Would you bloody-well believe it?

Posted by on June 25th 2022 in COVID-19, Health, or lack thereof
Tags:

Stayed safe for two-and-a-half years. Sod it.

Just for good measure, Chris tested positive the same day.

And now the gov.uk “Report a COVID-19 test result” website is playing up.

Posted by on June 21st 2022 in COVID-19, Health, or lack thereof
Tags:

Looks like it's falling apart at the seams, just as the infection-rate is on the up.

Ho hum...

 

Booking Office multi-fail (no surprise there, then)

Posted by on June 21st 2022 in A bit of a rant, Health, or lack thereof, Name and Shame

Sometimes I think that they do it just to get attention...

I attended Hambleton Suite clinic on 19th May for my Annual Review... full bloods, virology, Covid vaccine antibody response, height, weight, full valet, replace the wiper blades... you know the drill.
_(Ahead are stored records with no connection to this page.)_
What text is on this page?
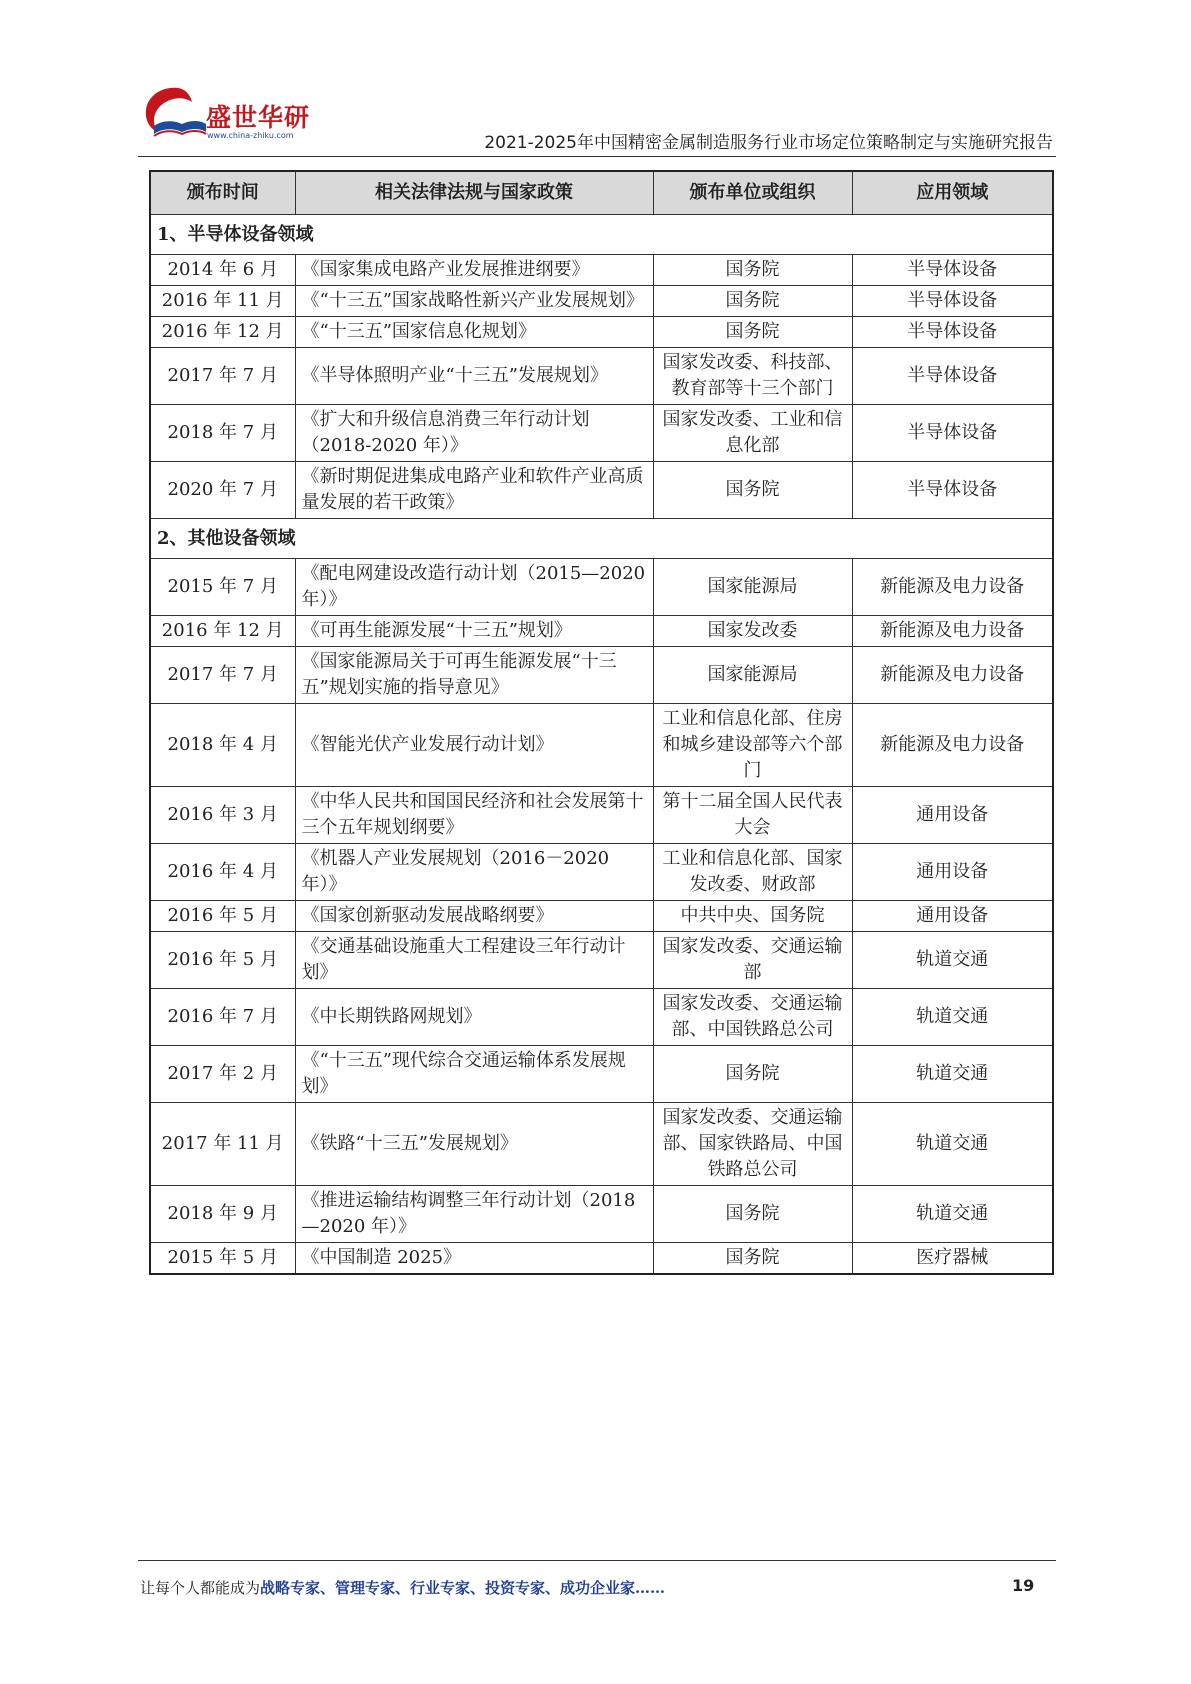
盛世华研
www.china-zhiku.com	2021-2025年中国精密金属制造服务行业市场定位策略制定与实施研究报告
颁布时间	相关法律法规与国家政策	颁布单位或组织	应用领域
1、半导体设备领域			
2014 年 6 月	《国家集成电路产业发展推进纲要》	国务院	半导体设备
2016 年 11 月	《“十三五”国家战略性新兴产业发展规划》	国务院	半导体设备
2016 年 12 月	《“十三五”国家信息化规划》	国务院	半导体设备
2017 年 7 月	《半导体照明产业“十三五”发展规划》	国家发改委、科技部、教育部等十三个部门	半导体设备
2018 年 7 月	《扩大和升级信息消费三年行动计划（2018-2020 年）》	国家发改委、工业和信息化部	半导体设备
2020 年 7 月	《新时期促进集成电路产业和软件产业高质量发展的若干政策》	国务院	半导体设备
2、其他设备领域			
2015 年 7 月	《配电网建设改造行动计划（2015—2020 年）》	国家能源局	新能源及电力设备
2016 年 12 月	《可再生能源发展“十三五”规划》	国家发改委	新能源及电力设备
2017 年 7 月	《国家能源局关于可再生能源发展“十三五”规划实施的指导意见》	国家能源局	新能源及电力设备
2018 年 4 月	《智能光伏产业发展行动计划》	工业和信息化部、住房和城乡建设部等六个部门	新能源及电力设备
2016 年 3 月	《中华人民共和国国民经济和社会发展第十三个五年规划纲要》	第十二届全国人民代表大会	通用设备
2016 年 4 月	《机器人产业发展规划（2016－2020 年）》	工业和信息化部、国家发改委、财政部	通用设备
2016 年 5 月	《国家创新驱动发展战略纲要》	中共中央、国务院	通用设备
2016 年 5 月	《交通基础设施重大工程建设三年行动计划》	国家发改委、交通运输部	轨道交通
2016 年 7 月	《中长期铁路网规划》	国家发改委、交通运输部、中国铁路总公司	轨道交通
2017 年 2 月	《“十三五”现代综合交通运输体系发展规划》	国务院	轨道交通
2017 年 11 月	《铁路“十三五”发展规划》	国家发改委、交通运输部、国家铁路局、中国铁路总公司	轨道交通
2018 年 9 月	《推进运输结构调整三年行动计划（2018—2020 年）》	国务院	轨道交通
2015 年 5 月	《中国制造 2025》	国务院	医疗器械
让每个人都能成为战略专家、管理专家、行业专家、投资专家、成功企业家……	19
Preliminary indications implied that all was well, so I left with an appointment to ATTEND on 9th June, when the full set of test results would be reviewed and discussed. Said appointment was written on my card and in their appointment book, and later on someone added the appointment to "the system".

But a week later I was feeling rough, so I called it in and they asked me to attend for a quick check-up. Nothing bad was found in the bloods, they said that I'd probably got some sort of minor virus infection, nothing more. They took the opportunity to run through the Annual Review test results, meaning that there was no longer any need for me to attend on 9th June, so that appointment was cancelled and another made for 6th July.

So far, so good. But then someone managed to cock it up...

On 2nd June I got a surprise text reminder from 07786 209254 (one of their system's text-based reminder services) for a TELEPHONE appointment... for the same time and day as the cancelled ATTEND appointment. As you can see, it took all of five minutes for me to cancel the already-cancelled appointment and for that to be both confirmed and spiced-up with a threat of discharge:

 

 

From that, you'd think that everything was back on track, but you'd be wrong.

On 7th June I received another text reminder, this time from NHS UHL (another one of their system's text-based reminder services), for the very same appointment that I'd re-cancelled only five days before via the other text service. NHS UHL texts don't permit replies, so I can't put them right:

 

 

It's yet another example of their dis-integrated system.

It's not often that I give up, but I have (arguably) better things to do than try to fix the unfixable.

I didn't bother with the re-cancelled appointment, and much to my disappointment they didn't carry out their threat to discharge me.